Gianni then began to quiz his own understudy. “Okay Matt, what’s the pertinent anatomy here, what are we worried about?”

“Well, I checked the facial nerve and it looks like all of the five branches on the face are grossly intact.”

“After we’re scrubbed you can recite for me the course of the facial nerve from its origin on out to the terminal branches, including
all of the branches.”

“You mean the five on the face?”

“I mean those five plus the six before those. Why don’t you think about that.”

“Um, okay.”

“And what else are we concerned about here, Dr. Kantor?”

“The parotid duct.”

“Do you think it got cut?”

“I’m not sure. I thought we’d look under better lighting in the OR.”

“All right,” Gianni said. “Go ahead and scrub, he’s intubated already and I want to get a photograph or two for the record.” He snapped three photographs of the wound, then joined Kantor in the scrub room. In the OR, they prepared and draped the patient for the procedure. Kantor asked for some music.

“Is it okay if I play one of mine, Dr. Gianni?”

“It’ll probably keep me awake, at least.”

“Can we put in that Bon Jovi tape?” Kantor asked the circulating nurse.

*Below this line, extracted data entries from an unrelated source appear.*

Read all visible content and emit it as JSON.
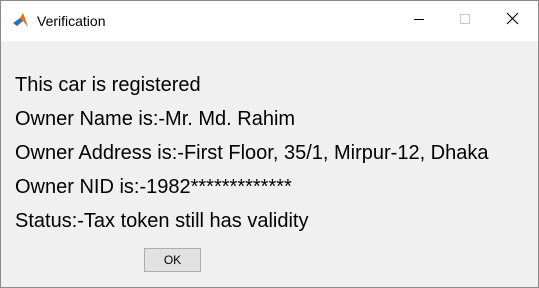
{
  "window": {
    "title": "Verification",
    "controls": {
      "minimize": "—",
      "maximize": "□",
      "close": "✕"
    }
  },
  "message": {
    "lines": [
      "This car is registered",
      "Owner Name is:-Mr. Md. Rahim",
      "Owner Address is:-First Floor, 35/1, Mirpur-12, Dhaka",
      "Owner NID is:-1982*************",
      "Status:-Tax token still has validity"
    ]
  },
  "buttons": {
    "ok_label": "OK"
  },
  "icons": {
    "app": "matlab-icon",
    "minimize": "minimize-icon",
    "maximize": "maximize-icon",
    "close": "close-icon"
  },
  "colors": {
    "titlebar": "#ffffff",
    "body": "#f0f0f0",
    "button_face": "#e1e1e1",
    "button_border": "#adadad",
    "window_border": "#8a8a8a"
  }
}
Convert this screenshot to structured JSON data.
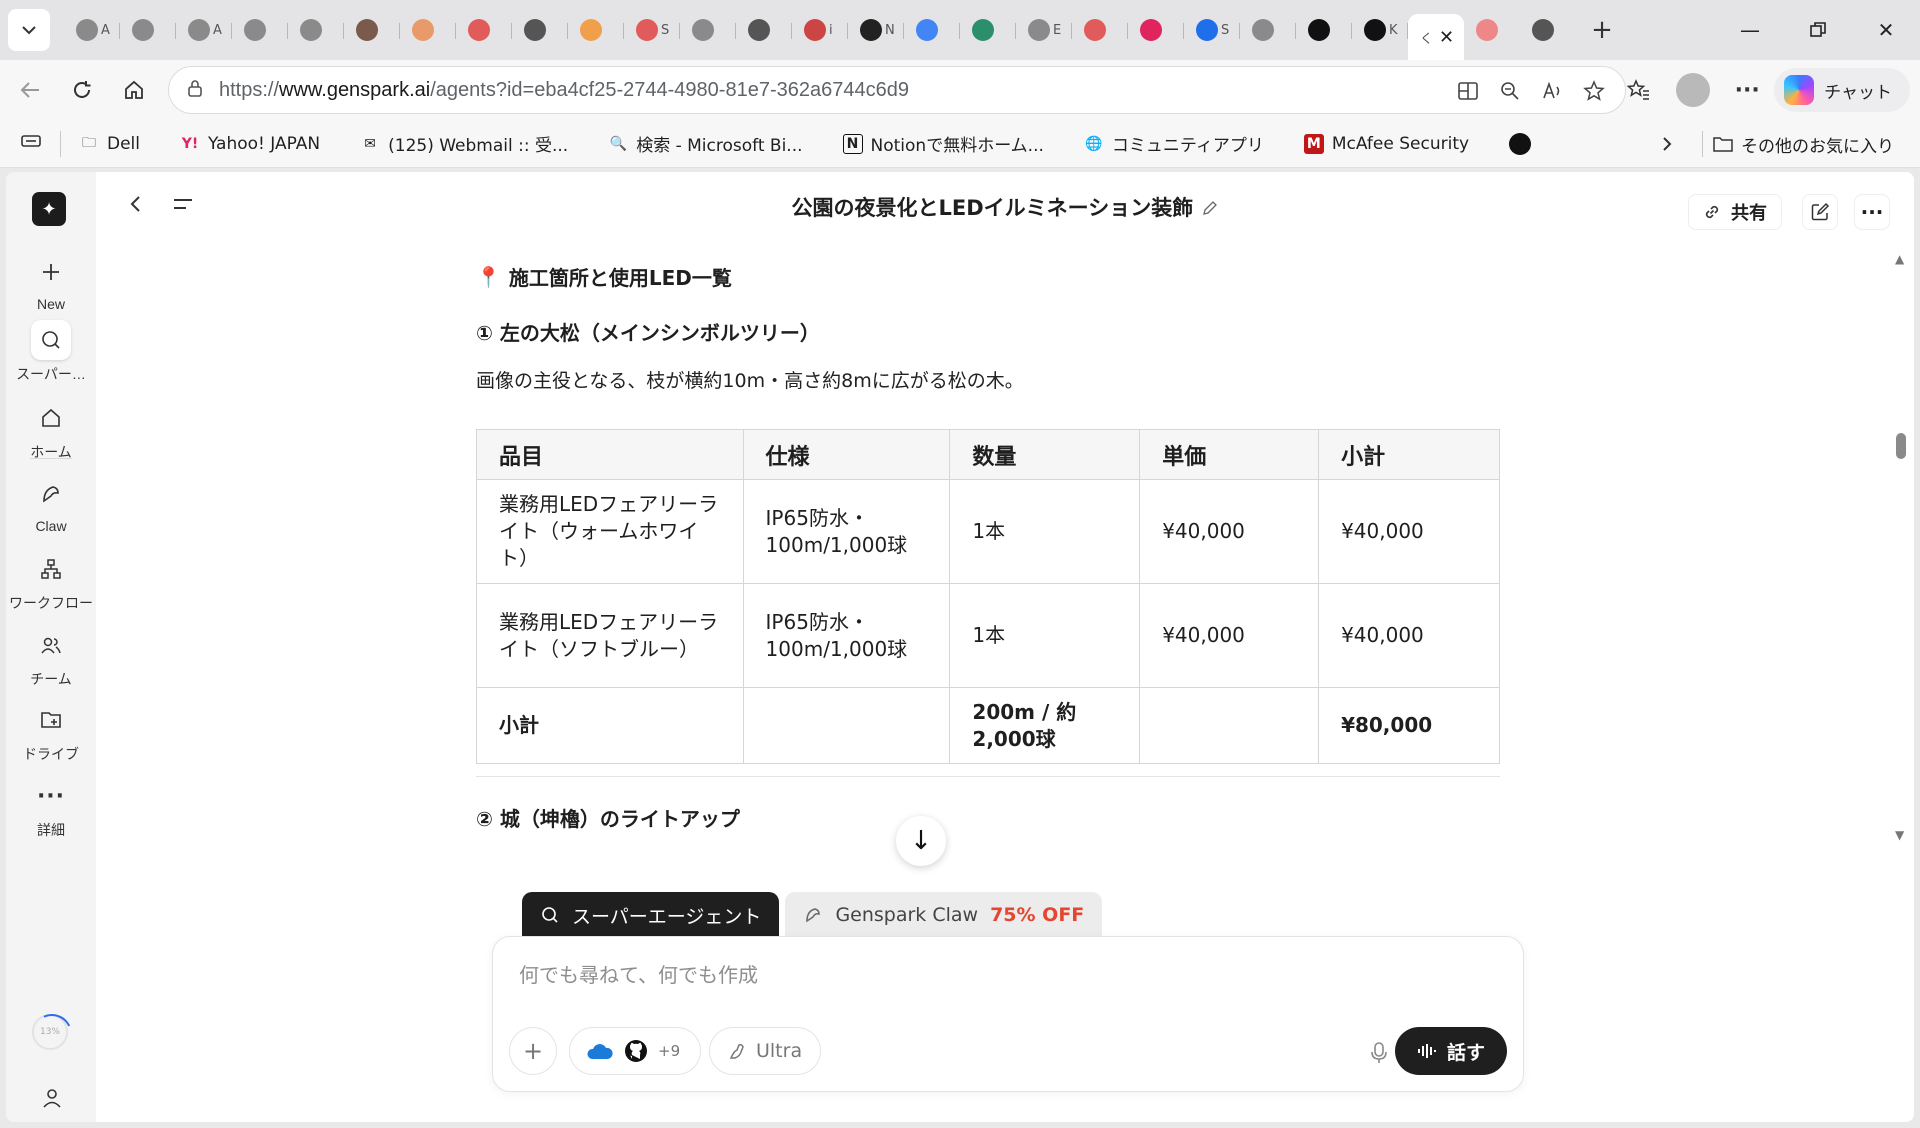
{
  "browser": {
    "tabs": [
      {
        "icon": "robot-icon",
        "color": "#8a8a8a",
        "char": "A"
      },
      {
        "icon": "robot-icon",
        "color": "#8a8a8a",
        "char": ""
      },
      {
        "icon": "robot-icon",
        "color": "#8a8a8a",
        "char": "A"
      },
      {
        "icon": "globe-icon",
        "color": "#8a8a8a",
        "char": ""
      },
      {
        "icon": "globe-icon",
        "color": "#8a8a8a",
        "char": ""
      },
      {
        "icon": "burst-icon",
        "color": "#7a5a4a",
        "char": ""
      },
      {
        "icon": "sunburst-icon",
        "color": "#e89a6b",
        "char": ""
      },
      {
        "icon": "apps-grid-icon",
        "color": "#e25b5b",
        "char": ""
      },
      {
        "icon": "square-icon",
        "color": "#555555",
        "char": ""
      },
      {
        "icon": "cloud-icon",
        "color": "#f0a04b",
        "char": ""
      },
      {
        "icon": "apps-grid-icon",
        "color": "#e25b5b",
        "char": "S"
      },
      {
        "icon": "globe-icon",
        "color": "#8a8a8a",
        "char": ""
      },
      {
        "icon": "xs-icon",
        "color": "#555555",
        "char": ""
      },
      {
        "icon": "dots-icon",
        "color": "#c44",
        "char": "i"
      },
      {
        "icon": "notion-icon",
        "color": "#222222",
        "char": "N"
      },
      {
        "icon": "google-icon",
        "color": "#4285f4",
        "char": ""
      },
      {
        "icon": "s-icon",
        "color": "#2b8f6b",
        "char": ""
      },
      {
        "icon": "globe-icon",
        "color": "#8a8a8a",
        "char": "E"
      },
      {
        "icon": "ab-icon",
        "color": "#e25b5b",
        "char": ""
      },
      {
        "icon": "bird-icon",
        "color": "#e0245e",
        "char": ""
      },
      {
        "icon": "bing-icon",
        "color": "#1f6feb",
        "char": "S"
      },
      {
        "icon": "globe-icon",
        "color": "#8a8a8a",
        "char": ""
      },
      {
        "icon": "xs-icon",
        "color": "#111111",
        "char": ""
      },
      {
        "icon": "robot-icon",
        "color": "#111111",
        "char": "K"
      }
    ],
    "active_tab_char": "く",
    "url_scheme": "https://",
    "url_host": "www.genspark.ai",
    "url_path": "/agents?id=eba4cf25-2744-4980-81e7-362a6744c6d9",
    "copilot_label": "チャット",
    "bookmarks": [
      {
        "icon": "folder-icon",
        "label": "Dell"
      },
      {
        "icon": "yahoo-icon",
        "label": "Yahoo! JAPAN"
      },
      {
        "icon": "webmail-icon",
        "label": "(125) Webmail :: 受..."
      },
      {
        "icon": "search-icon",
        "label": "検索 - Microsoft Bi..."
      },
      {
        "icon": "notion-icon",
        "label": "Notionで無料ホーム..."
      },
      {
        "icon": "globe-icon",
        "label": "コミュニティアプリ"
      },
      {
        "icon": "mcafee-icon",
        "label": "McAfee Security"
      }
    ],
    "other_favorites": "その他のお気に入り"
  },
  "sidebar": {
    "items": [
      {
        "name": "new",
        "icon": "plus-icon",
        "label": "New"
      },
      {
        "name": "super-agent",
        "icon": "super-agent-icon",
        "label": "スーパー…"
      },
      {
        "name": "home",
        "icon": "home-icon",
        "label": "ホーム"
      },
      {
        "name": "claw",
        "icon": "claw-icon",
        "label": "Claw"
      },
      {
        "name": "workflow",
        "icon": "workflow-icon",
        "label": "ワークフロー"
      },
      {
        "name": "team",
        "icon": "team-icon",
        "label": "チーム"
      },
      {
        "name": "drive",
        "icon": "drive-icon",
        "label": "ドライブ"
      },
      {
        "name": "more",
        "icon": "more-icon",
        "label": "詳細"
      }
    ],
    "progress": "13%"
  },
  "header": {
    "title": "公園の夜景化とLEDイルミネーション装飾",
    "share_label": "共有"
  },
  "document": {
    "section_heading": "施工箇所と使用LED一覧",
    "sub_heading_1": "① 左の大松（メインシンボルツリー）",
    "paragraph_1": "画像の主役となる、枝が横約10m・高さ約8mに広がる松の木。",
    "table": {
      "headers": [
        "品目",
        "仕様",
        "数量",
        "単価",
        "小計"
      ],
      "rows": [
        [
          "業務用LEDフェアリーライト（ウォームホワイト）",
          "IP65防水・100m/1,000球",
          "1本",
          "¥40,000",
          "¥40,000"
        ],
        [
          "業務用LEDフェアリーライト（ソフトブルー）",
          "IP65防水・100m/1,000球",
          "1本",
          "¥40,000",
          "¥40,000"
        ]
      ],
      "total": [
        "小計",
        "",
        "200m / 約2,000球",
        "",
        "¥80,000"
      ]
    },
    "sub_heading_2": "② 城（坤櫓）のライトアップ"
  },
  "composer": {
    "tab_super_agent": "スーパーエージェント",
    "tab_claw": "Genspark Claw",
    "tab_claw_badge": "75% OFF",
    "placeholder": "何でも尋ねて、何でも作成",
    "connectors_more": "+9",
    "ultra_label": "Ultra",
    "talk_label": "話す"
  }
}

“Believe it or not, I have a Bon Jovi album myself,” Gianni said.

The music began to play:

Why you wanna to tell me how to run my life!

“Great song,” Kantor said.

“Figures,” Gianni said.

Who are you to tell me if it’s black or white!

“So where do you want to start, Matt?”

“With the jaw fracture, inside to out. Right?”

“That’s fine. We should be able to get enough exposure to place a small plate right through the wound.”

He began a careful blunt dissection, cut through the masseter muscle and aligned the bone fragments. Gianni adapted and secured a small bone plate to fix the broken fragments together.

“Now how about that parotid duct, Matt?”